What kind of President might Abiola have made if he had been allowed to take office? One interviewee suggests that he could have had as big an impact in Nigeria as Nelson Mandela in South Africa.
“I think he [Abiola] would have been a better president than what we had,” the director says. “He had lived life. This was a guy who was born dirt poor and rose to become a billionaire. He knew the whole gamut of society. As a philanthropist, he spent a lot of money – he literally sent thousands of people to school in Nigeria, UK and America. Most of them he never met.”
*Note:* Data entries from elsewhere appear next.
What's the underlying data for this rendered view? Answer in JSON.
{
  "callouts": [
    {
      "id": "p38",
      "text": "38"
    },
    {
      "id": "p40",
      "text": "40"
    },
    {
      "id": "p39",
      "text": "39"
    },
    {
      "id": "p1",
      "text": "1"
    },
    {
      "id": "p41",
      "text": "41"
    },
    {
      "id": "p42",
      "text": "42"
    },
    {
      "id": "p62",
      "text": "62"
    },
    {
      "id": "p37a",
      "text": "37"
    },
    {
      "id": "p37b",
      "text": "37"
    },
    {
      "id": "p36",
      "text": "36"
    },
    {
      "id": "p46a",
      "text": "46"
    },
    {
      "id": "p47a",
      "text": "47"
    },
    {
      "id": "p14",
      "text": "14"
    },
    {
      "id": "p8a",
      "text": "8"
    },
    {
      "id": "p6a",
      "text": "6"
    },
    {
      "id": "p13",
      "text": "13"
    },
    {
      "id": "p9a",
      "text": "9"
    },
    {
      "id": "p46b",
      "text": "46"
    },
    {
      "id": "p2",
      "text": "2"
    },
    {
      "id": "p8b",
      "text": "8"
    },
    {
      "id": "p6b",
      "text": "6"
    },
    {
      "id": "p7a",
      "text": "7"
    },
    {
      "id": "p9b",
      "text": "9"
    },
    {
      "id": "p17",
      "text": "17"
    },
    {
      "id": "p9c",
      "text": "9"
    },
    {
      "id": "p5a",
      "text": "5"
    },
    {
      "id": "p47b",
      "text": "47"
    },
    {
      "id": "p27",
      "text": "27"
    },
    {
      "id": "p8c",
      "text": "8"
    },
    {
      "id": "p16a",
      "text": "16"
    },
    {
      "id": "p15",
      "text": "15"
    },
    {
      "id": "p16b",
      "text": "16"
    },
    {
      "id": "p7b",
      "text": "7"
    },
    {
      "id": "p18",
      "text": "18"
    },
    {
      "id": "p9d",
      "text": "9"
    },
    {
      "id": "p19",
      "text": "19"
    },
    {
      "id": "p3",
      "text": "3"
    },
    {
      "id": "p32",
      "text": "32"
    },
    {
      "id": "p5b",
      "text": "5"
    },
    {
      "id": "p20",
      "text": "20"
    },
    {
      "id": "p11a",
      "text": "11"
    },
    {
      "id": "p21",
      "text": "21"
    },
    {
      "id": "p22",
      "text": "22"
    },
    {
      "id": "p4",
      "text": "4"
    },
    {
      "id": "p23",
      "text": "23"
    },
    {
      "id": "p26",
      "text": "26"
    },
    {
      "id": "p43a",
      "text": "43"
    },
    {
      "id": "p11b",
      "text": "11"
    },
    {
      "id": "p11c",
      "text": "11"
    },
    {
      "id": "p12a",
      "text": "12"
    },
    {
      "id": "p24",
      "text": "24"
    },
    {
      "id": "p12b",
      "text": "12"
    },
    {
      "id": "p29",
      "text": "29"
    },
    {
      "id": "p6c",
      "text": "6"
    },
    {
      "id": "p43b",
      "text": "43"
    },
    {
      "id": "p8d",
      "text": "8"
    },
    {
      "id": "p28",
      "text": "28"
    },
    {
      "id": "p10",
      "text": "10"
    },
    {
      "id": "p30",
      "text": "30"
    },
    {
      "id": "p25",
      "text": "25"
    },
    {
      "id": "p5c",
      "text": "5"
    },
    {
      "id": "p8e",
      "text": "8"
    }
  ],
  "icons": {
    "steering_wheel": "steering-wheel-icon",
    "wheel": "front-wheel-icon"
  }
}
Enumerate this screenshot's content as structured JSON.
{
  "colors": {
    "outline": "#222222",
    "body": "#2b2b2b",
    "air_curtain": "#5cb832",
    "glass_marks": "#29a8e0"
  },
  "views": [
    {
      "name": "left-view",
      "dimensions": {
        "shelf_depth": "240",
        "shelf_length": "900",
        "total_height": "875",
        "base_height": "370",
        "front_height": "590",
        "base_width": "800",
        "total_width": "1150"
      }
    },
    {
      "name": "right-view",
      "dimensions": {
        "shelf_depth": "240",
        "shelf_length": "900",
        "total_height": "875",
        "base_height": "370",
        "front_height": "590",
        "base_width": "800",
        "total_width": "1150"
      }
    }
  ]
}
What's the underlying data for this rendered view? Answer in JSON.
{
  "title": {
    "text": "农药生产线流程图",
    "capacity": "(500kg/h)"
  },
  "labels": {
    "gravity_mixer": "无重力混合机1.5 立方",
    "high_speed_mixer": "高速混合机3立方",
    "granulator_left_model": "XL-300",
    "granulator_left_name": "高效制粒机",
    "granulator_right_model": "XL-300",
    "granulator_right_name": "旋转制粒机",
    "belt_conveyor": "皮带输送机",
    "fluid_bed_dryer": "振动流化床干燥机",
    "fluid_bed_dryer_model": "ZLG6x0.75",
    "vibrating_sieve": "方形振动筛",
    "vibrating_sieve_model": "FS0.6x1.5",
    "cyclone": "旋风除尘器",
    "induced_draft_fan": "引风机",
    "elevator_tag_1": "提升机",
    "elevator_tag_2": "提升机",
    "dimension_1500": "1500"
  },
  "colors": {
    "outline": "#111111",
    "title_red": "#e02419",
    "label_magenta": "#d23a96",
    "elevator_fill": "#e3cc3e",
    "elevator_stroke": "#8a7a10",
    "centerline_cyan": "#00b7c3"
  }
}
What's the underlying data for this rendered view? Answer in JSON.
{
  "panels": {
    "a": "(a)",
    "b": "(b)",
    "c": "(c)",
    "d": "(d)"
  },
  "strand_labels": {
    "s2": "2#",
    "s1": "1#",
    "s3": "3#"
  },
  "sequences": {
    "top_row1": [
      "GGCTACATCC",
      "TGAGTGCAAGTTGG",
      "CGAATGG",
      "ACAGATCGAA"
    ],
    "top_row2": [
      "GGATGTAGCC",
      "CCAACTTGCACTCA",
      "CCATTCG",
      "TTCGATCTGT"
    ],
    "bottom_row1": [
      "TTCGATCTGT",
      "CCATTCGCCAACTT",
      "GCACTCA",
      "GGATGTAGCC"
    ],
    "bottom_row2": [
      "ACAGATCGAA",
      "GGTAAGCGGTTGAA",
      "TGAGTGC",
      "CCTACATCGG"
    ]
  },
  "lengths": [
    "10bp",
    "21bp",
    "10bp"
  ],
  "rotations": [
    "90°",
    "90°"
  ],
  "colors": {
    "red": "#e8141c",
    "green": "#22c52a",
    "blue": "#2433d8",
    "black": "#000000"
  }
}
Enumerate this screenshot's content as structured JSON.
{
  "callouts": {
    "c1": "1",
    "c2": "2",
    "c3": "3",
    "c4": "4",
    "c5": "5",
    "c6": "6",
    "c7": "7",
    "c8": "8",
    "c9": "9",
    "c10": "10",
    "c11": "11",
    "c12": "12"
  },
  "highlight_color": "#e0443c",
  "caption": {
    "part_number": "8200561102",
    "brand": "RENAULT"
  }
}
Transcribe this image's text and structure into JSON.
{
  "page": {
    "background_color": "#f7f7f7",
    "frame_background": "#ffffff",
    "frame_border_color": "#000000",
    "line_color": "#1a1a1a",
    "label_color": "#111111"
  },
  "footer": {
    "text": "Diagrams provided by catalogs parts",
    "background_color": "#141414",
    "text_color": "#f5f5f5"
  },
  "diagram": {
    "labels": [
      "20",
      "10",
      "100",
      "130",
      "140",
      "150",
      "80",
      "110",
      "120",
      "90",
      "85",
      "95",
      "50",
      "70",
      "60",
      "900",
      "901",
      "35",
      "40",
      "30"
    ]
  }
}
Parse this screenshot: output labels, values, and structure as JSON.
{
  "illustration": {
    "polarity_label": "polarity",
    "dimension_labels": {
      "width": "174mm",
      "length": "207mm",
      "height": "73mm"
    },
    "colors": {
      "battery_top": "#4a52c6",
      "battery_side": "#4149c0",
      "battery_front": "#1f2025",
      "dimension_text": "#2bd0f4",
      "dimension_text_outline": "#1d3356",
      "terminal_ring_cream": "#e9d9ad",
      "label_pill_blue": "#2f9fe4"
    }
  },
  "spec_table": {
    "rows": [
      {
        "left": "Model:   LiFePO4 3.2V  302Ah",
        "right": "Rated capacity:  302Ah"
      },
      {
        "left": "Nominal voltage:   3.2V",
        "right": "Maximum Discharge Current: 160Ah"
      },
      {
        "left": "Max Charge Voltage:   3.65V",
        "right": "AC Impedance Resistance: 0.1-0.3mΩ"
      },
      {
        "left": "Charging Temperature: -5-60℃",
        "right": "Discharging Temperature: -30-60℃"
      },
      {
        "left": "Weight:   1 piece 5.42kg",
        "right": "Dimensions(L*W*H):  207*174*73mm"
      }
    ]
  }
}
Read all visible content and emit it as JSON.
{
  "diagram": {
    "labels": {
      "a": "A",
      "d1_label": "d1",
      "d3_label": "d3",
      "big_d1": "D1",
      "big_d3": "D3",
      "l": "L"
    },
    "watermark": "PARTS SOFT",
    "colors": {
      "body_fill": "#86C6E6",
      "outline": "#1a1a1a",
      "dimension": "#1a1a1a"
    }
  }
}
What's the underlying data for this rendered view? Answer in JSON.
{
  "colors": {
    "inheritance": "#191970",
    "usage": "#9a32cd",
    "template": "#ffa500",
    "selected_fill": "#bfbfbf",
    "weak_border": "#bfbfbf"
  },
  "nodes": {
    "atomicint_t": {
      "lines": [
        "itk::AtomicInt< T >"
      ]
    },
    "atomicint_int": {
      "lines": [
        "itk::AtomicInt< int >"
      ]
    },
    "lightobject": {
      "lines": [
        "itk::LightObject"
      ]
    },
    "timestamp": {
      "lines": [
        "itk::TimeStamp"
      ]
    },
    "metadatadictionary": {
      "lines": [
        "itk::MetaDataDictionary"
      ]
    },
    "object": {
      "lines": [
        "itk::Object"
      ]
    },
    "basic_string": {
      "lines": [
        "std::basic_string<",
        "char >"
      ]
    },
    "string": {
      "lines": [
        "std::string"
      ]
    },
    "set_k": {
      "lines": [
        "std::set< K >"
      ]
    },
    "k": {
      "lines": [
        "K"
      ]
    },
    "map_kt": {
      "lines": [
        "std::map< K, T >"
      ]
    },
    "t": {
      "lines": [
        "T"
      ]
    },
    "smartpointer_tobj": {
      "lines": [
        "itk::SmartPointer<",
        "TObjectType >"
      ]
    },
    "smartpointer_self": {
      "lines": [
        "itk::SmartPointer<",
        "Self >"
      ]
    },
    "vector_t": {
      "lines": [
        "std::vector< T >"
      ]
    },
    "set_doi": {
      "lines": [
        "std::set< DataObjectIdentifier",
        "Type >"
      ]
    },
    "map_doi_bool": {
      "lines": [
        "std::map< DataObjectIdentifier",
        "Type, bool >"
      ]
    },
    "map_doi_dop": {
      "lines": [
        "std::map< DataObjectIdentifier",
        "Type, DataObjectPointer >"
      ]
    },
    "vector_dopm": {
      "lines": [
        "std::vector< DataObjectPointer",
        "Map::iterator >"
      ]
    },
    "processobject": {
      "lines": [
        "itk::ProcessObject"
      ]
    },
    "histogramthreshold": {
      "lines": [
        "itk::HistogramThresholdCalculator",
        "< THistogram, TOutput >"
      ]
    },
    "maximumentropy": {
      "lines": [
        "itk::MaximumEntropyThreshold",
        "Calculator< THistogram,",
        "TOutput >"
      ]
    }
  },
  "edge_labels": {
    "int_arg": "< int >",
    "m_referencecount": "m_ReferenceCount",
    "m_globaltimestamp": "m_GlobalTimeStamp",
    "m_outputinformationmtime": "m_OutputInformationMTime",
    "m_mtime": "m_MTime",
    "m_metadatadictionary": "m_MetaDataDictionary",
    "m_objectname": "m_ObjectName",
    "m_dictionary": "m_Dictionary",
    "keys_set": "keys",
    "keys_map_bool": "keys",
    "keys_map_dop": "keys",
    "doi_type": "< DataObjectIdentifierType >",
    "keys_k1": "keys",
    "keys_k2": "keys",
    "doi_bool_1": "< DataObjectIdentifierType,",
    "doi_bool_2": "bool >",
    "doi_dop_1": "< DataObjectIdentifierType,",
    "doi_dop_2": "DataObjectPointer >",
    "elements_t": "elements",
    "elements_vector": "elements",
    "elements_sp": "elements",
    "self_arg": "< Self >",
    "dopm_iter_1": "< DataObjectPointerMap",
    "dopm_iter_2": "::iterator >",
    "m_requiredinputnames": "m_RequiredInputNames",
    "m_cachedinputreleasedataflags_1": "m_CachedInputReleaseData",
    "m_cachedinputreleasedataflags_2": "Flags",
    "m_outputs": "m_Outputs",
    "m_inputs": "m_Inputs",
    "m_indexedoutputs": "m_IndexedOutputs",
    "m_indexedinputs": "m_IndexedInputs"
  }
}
A key point is that Abiola was elected fairly and would therefore have been “answerable to the people” unlike the country’s military rulers. He was also one of the best connected politicians of his era with a huge range of global contacts. He would have got things done.
Oyamendan acknowledges that an Abiola presidency would also have faced daunting challenges. Some of the figures earmarked to be in his cabinet later turned against democracy. Western governments would have chafed against his demands for financial reparations for slavery and colonialism. The Americans would still have been keen to get hold of Nigerian oil. Even so, as the director points out, MKO represented the possibility of a better, fairer Nigeria. His supporters came from every part of Nigerian society and they didn’t vote for him simply on narrow religious or tribal grounds.
“They just felt this was the guy for us and they felt it was important to get the military out of power.”
After Abiola’s arrest, Sani Abacha became the military ruler before himself dying in murky circumstances.
US president Bill Clinton didn’t intervene on Abiola’s behalf. “There is a bit of naivety especially in Africa – people always feel these foreign powers will come and save them. Nobody is coming. They have to save themselves. That is what this showed,” the director notes.
“To understand Nigeria today, you have to understand that colonial powers never thought of it as a country. They thought of it in terms of economics….they just pulled together this vast expanse of land that they could exploit,” he goes on to explain why Nigerian politics are so fractious. “There are about 250 ethnic tribes in the country. Before they were fused together, a lot of these people had little or nothing in common. Now they have been forced to live together. When the British left, there was a lot of suspicion.”
Abiola looked as though he would be the first leader to cut through the layers of mistrust but the opportunity to remould the country was taken away from him.
Not that the director believes Nigerians should still be indulging in self-pity. “Yes, the British left a very unbalanced political structure and system, but Nigeria has been independent now for 66 years. At some point, you have to grow from being a victim and use whatever your situation is for your own benefit,” he reflects. “You can’t blame the colonialists forever.”
Oyamendan met his producer Véronique Bernard through the Documentary Producers Alliance (DPA). He told her he was looking for a producer and she took up the job. She also brought aboard Genie-award winning Canadian Paul Cadieux as executive producer. Another of the exec producers is US documentary maker Mark Jonathan Harris, who has been involved in three Oscar-winning films.
In advance of the Sheffield premiere, the filmmakers cut a trailer and put it online to test audience interest. There was no fanfare or publicity but the trailer has already racked up 150,000 views. A potential distributor is lined up for Nigeria and the filmmakers are also now actively targeting the close to 17 million Nigerians who live outside the country.
Young Nigerians are reminded of Abiola by the ”Democracy Day” public holiday now held every year on the date of the election he won – and the MKO documentary is also bound further to burnish his legacy. Attempts to write him out of history have clearly failed.